THULANI MASHIANE
Remember the days when information was only available in libraries, in sections of countless books divided by subject or in articles in old yellowed newspapers and magazines? It was probably worth the trouble if you still remember that without having to Google it.
In 2013 the UN predicted that 40% of the global population would be using the Internet by the beginning of this year. The Internet has become the quickest and most convenient way to access information. There are thousands of online searching platforms, known as search engines, that allow users to search for specific information, creating a giant digital library. Google has grown from a search engine to a study partner, philosopher, counsellor, doctor and memory bank. In 2011, Internet research company comScore Data Mine reported Google to be the first web property to reach over a billion unique visitors globally.
The Daily Mail reported that, “Our reliance on Google for fact-checking and finding basic information has made us forgetful. The Daily Mail quoted research that found that individuals viewed search engines as extensions of their own intelligence. It also found that individuals quickly forgot information they searched for online but were more likely to remember the information if they believed that it had been deleted from the Internet.
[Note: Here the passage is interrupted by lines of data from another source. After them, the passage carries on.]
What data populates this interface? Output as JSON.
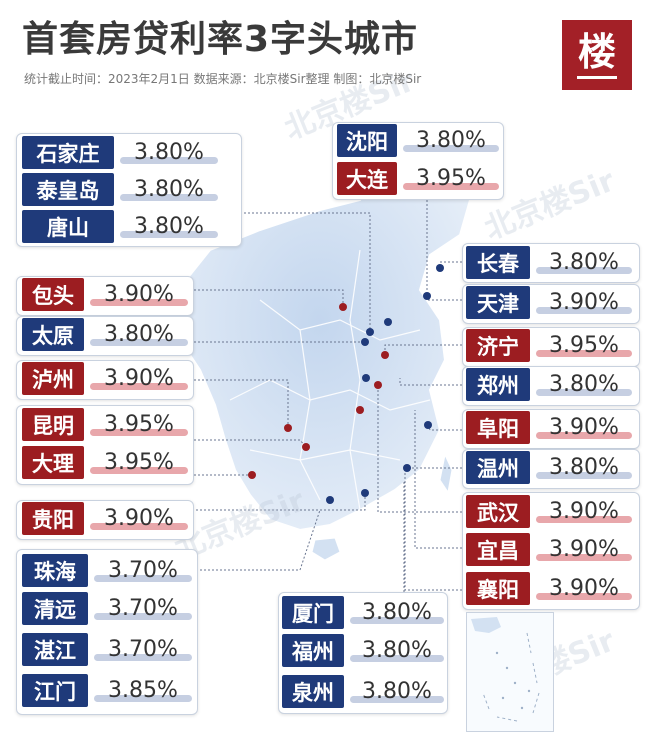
{
  "header": {
    "title": "首套房贷利率3字头城市",
    "subtitle": "统计截止时间：2023年2月1日   数据来源：北京楼Sir整理   制图：北京楼Sir",
    "logo_char": "楼"
  },
  "watermark": "北京楼Sir",
  "colors": {
    "blue": "#1f3a7a",
    "red": "#9c1d21",
    "blue_underline": "#c6cfe2",
    "red_underline": "#e8a7ab"
  },
  "cities": [
    {
      "name": "石家庄",
      "rate": "3.80%",
      "color": "blue"
    },
    {
      "name": "泰皇岛",
      "rate": "3.80%",
      "color": "blue"
    },
    {
      "name": "唐山",
      "rate": "3.80%",
      "color": "blue"
    },
    {
      "name": "沈阳",
      "rate": "3.80%",
      "color": "blue"
    },
    {
      "name": "大连",
      "rate": "3.95%",
      "color": "red"
    },
    {
      "name": "包头",
      "rate": "3.90%",
      "color": "red"
    },
    {
      "name": "太原",
      "rate": "3.80%",
      "color": "blue"
    },
    {
      "name": "泸州",
      "rate": "3.90%",
      "color": "red"
    },
    {
      "name": "昆明",
      "rate": "3.95%",
      "color": "red"
    },
    {
      "name": "大理",
      "rate": "3.95%",
      "color": "red"
    },
    {
      "name": "贵阳",
      "rate": "3.90%",
      "color": "red"
    },
    {
      "name": "珠海",
      "rate": "3.70%",
      "color": "blue"
    },
    {
      "name": "清远",
      "rate": "3.70%",
      "color": "blue"
    },
    {
      "name": "湛江",
      "rate": "3.70%",
      "color": "blue"
    },
    {
      "name": "江门",
      "rate": "3.85%",
      "color": "blue"
    },
    {
      "name": "长春",
      "rate": "3.80%",
      "color": "blue"
    },
    {
      "name": "天津",
      "rate": "3.90%",
      "color": "blue"
    },
    {
      "name": "济宁",
      "rate": "3.95%",
      "color": "red"
    },
    {
      "name": "郑州",
      "rate": "3.80%",
      "color": "blue"
    },
    {
      "name": "阜阳",
      "rate": "3.90%",
      "color": "red"
    },
    {
      "name": "温州",
      "rate": "3.80%",
      "color": "blue"
    },
    {
      "name": "武汉",
      "rate": "3.90%",
      "color": "red"
    },
    {
      "name": "宜昌",
      "rate": "3.90%",
      "color": "red"
    },
    {
      "name": "襄阳",
      "rate": "3.90%",
      "color": "red"
    },
    {
      "name": "厦门",
      "rate": "3.80%",
      "color": "blue"
    },
    {
      "name": "福州",
      "rate": "3.80%",
      "color": "blue"
    },
    {
      "name": "泉州",
      "rate": "3.80%",
      "color": "blue"
    }
  ]
}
Research conducted by Harvard University echoes this. Students who answered a series of trivia questions with the help of Google were more confident in their intelligence than students who answered the questions without the use of the Internet. The researchers concluded that, “Using Google gives people the sense that the Internet has become part of their own cognitive tool set.”
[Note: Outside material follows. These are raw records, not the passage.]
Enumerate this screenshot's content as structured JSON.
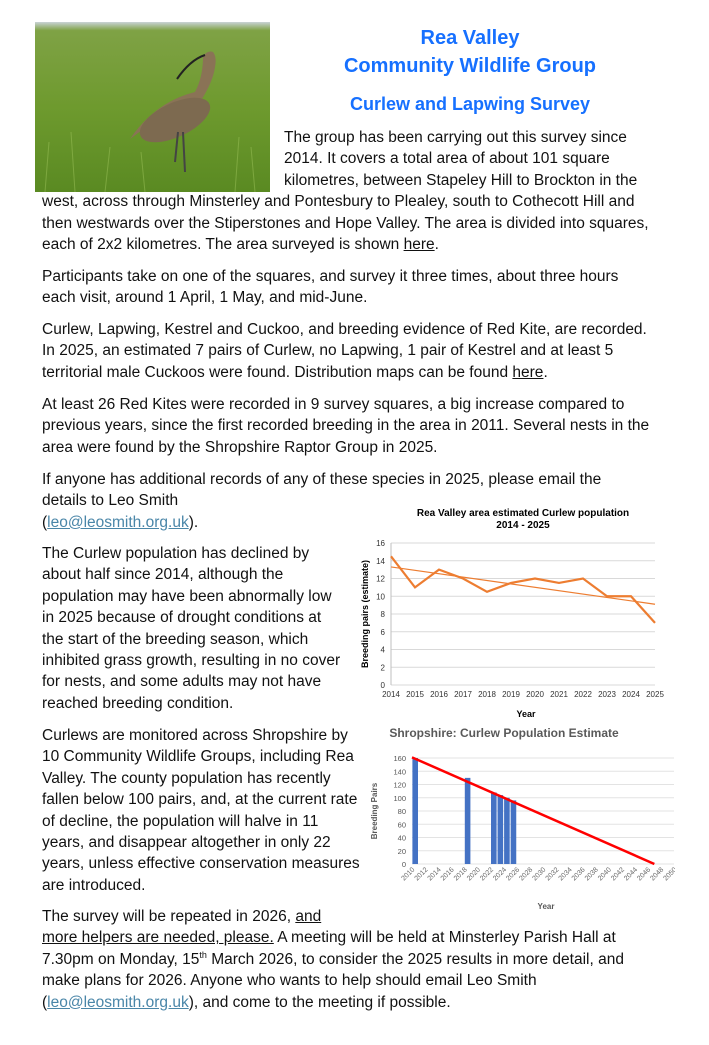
{
  "header": {
    "title_line1": "Rea Valley",
    "title_line2": "Community Wildlife Group",
    "subtitle": "Curlew and Lapwing Survey"
  },
  "photo": {
    "subject": "curlew-in-grass"
  },
  "paragraphs": {
    "p1": "The group has been carrying out this survey since 2014. It covers a total area of about 101 square kilometres, between Stapeley Hill to Brockton in the west, across through Minsterley and Pontesbury to Plealey, south to Cothecott Hill and then westwards over the Stiperstones and Hope Valley. The area is divided into squares, each of 2x2 kilometres. The area surveyed is shown ",
    "p1_link": "here",
    "p2": "Participants take on one of the squares, and survey it three times, about three hours each visit, around 1 April, 1 May, and mid-June.",
    "p3": "Curlew, Lapwing, Kestrel and Cuckoo, and breeding evidence of Red Kite, are recorded. In 2025, an estimated 7 pairs of Curlew, no Lapwing, 1 pair of Kestrel and at least 5 territorial male Cuckoos were found. Distribution maps can be found ",
    "p3_link": "here",
    "p4": "At least 26 Red Kites were recorded in 9 survey squares, a big increase compared to previous years, since the first recorded breeding in the area in 2011. Several nests in the area were found by the Shropshire Raptor Group in 2025.",
    "p5": "If anyone has additional records of any of these species in 2025, please email the details to Leo Smith",
    "email": "leo@leosmith.org.uk",
    "p6": "The Curlew population has declined by about half since 2014, although the population may have been abnormally low in 2025 because of drought conditions at the start of the breeding season, which inhibited grass growth, resulting in no cover for nests, and some adults may not have reached breeding condition.",
    "p7": "Curlews are monitored across Shropshire by 10 Community Wildlife Groups, including Rea Valley. The county population has recently fallen below 100 pairs, and, at the current rate of decline, the population will halve in 11 years, and disappear altogether in only 22 years, unless effective conservation measures are introduced.",
    "p8_start": "The survey will be repeated in 2026, ",
    "p8_link1": "and",
    "p8_link2": "more helpers are needed, please.",
    "p8_mid": " A meeting will be held at Minsterley Parish Hall at 7.30pm on Monday, 15",
    "p8_sup": "th",
    "p8_rest": " March 2026, to consider the 2025 results in more detail, and make plans for 2026. Anyone who wants to help should email Leo Smith",
    "p8_end": ", and come to the meeting if possible."
  },
  "chart_data": [
    {
      "type": "line",
      "title_line1": "Rea Valley area estimated Curlew population",
      "title_line2": "2014 - 2025",
      "xlabel": "Year",
      "ylabel": "Breeding pairs (estimate)",
      "ylim": [
        0,
        16
      ],
      "yticks": [
        0,
        2,
        4,
        6,
        8,
        10,
        12,
        14,
        16
      ],
      "x": [
        2014,
        2015,
        2016,
        2017,
        2018,
        2019,
        2020,
        2021,
        2022,
        2023,
        2024,
        2025
      ],
      "values": [
        14.5,
        11,
        13,
        12,
        10.5,
        11.5,
        12,
        11.5,
        12,
        10,
        10,
        7
      ],
      "trendline": {
        "x": [
          2014,
          2025
        ],
        "y": [
          13.3,
          9.1
        ]
      },
      "color": "#ed7d31",
      "grid": true
    },
    {
      "type": "bar",
      "title": "Shropshire: Curlew Population Estimate",
      "xlabel": "Year",
      "ylabel": "Breeding Pairs",
      "ylim": [
        0,
        160
      ],
      "yticks": [
        0,
        20,
        40,
        60,
        80,
        100,
        120,
        140,
        160
      ],
      "xlim": [
        2010,
        2050
      ],
      "x": [
        2010,
        2018,
        2022,
        2023,
        2024,
        2025
      ],
      "values": [
        160,
        130,
        108,
        104,
        100,
        96
      ],
      "trendline": {
        "x": [
          2010,
          2047
        ],
        "y": [
          161,
          0
        ]
      },
      "bar_color": "#4472c4",
      "trend_color": "#ff0000",
      "grid": true
    }
  ]
}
Harvard psychologists Adrian Ward and Daniel Wegner warn in the Scientific American journal, that people are less likely to recall memories and facts if they are stored on the Internet. “Our work suggests that we treat the Internet much like a human transactive memory partner (a person we share personal details with). We offload memories to ‘the cloud’ just as readily as we would to a family member, friend or lover.”
Ward and Wegner add that because the Internet has a vast amount of information available and can produce it more accurately at a quicker rate than most people’s memory, it can “undermine the impulse to ensure that some important, just learned facts get inscribed into our biological memory banks. We call this the Google effect”. They give the example of the 2013 movie Her, in which actor Joaquin Phoenix plays an introvert writer facing social difficulties who finds a computer with an advanced operating system and artificial intelligence which he treats as a “human transactive memory partner”.
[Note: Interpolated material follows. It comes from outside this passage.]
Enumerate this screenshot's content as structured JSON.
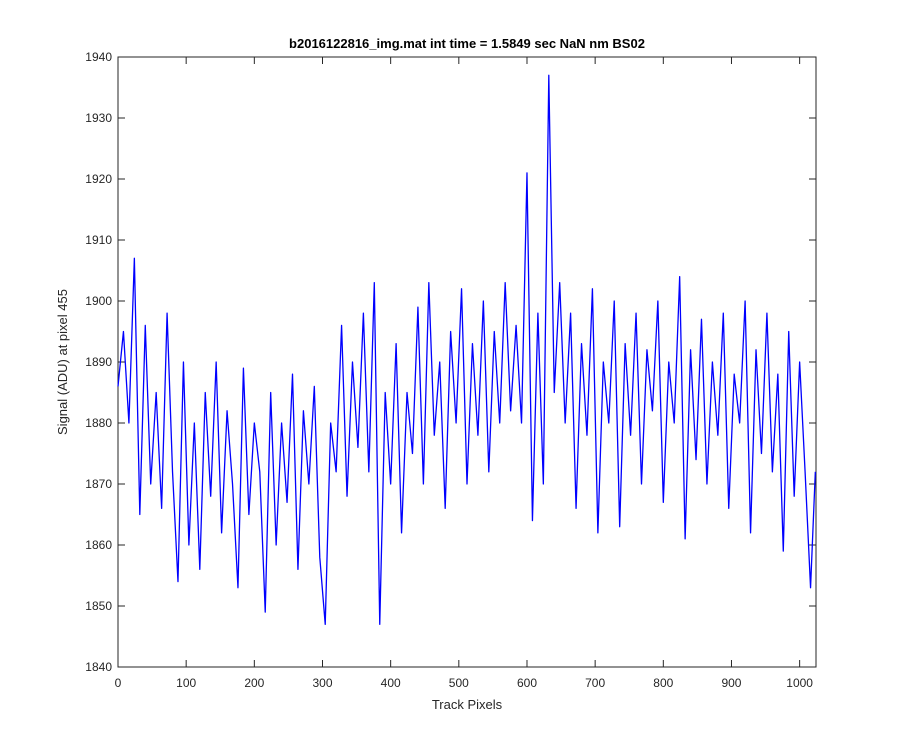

In an interview with Newsweek, one of Google’s founders Sergey Brin said, “Certainly if you had all the world’s information directly attached to your brain, or an artificial brain that was smarter than your brain, you’d be better off.”
The effect of the digital age and its continual change always creates scholarly reaction and debate, whether negative or positive. And The Atlantic debates, “Just as there’s a tendency to glorify technological progress, there’s a countertendency to expect the worst of every new tool or machine.”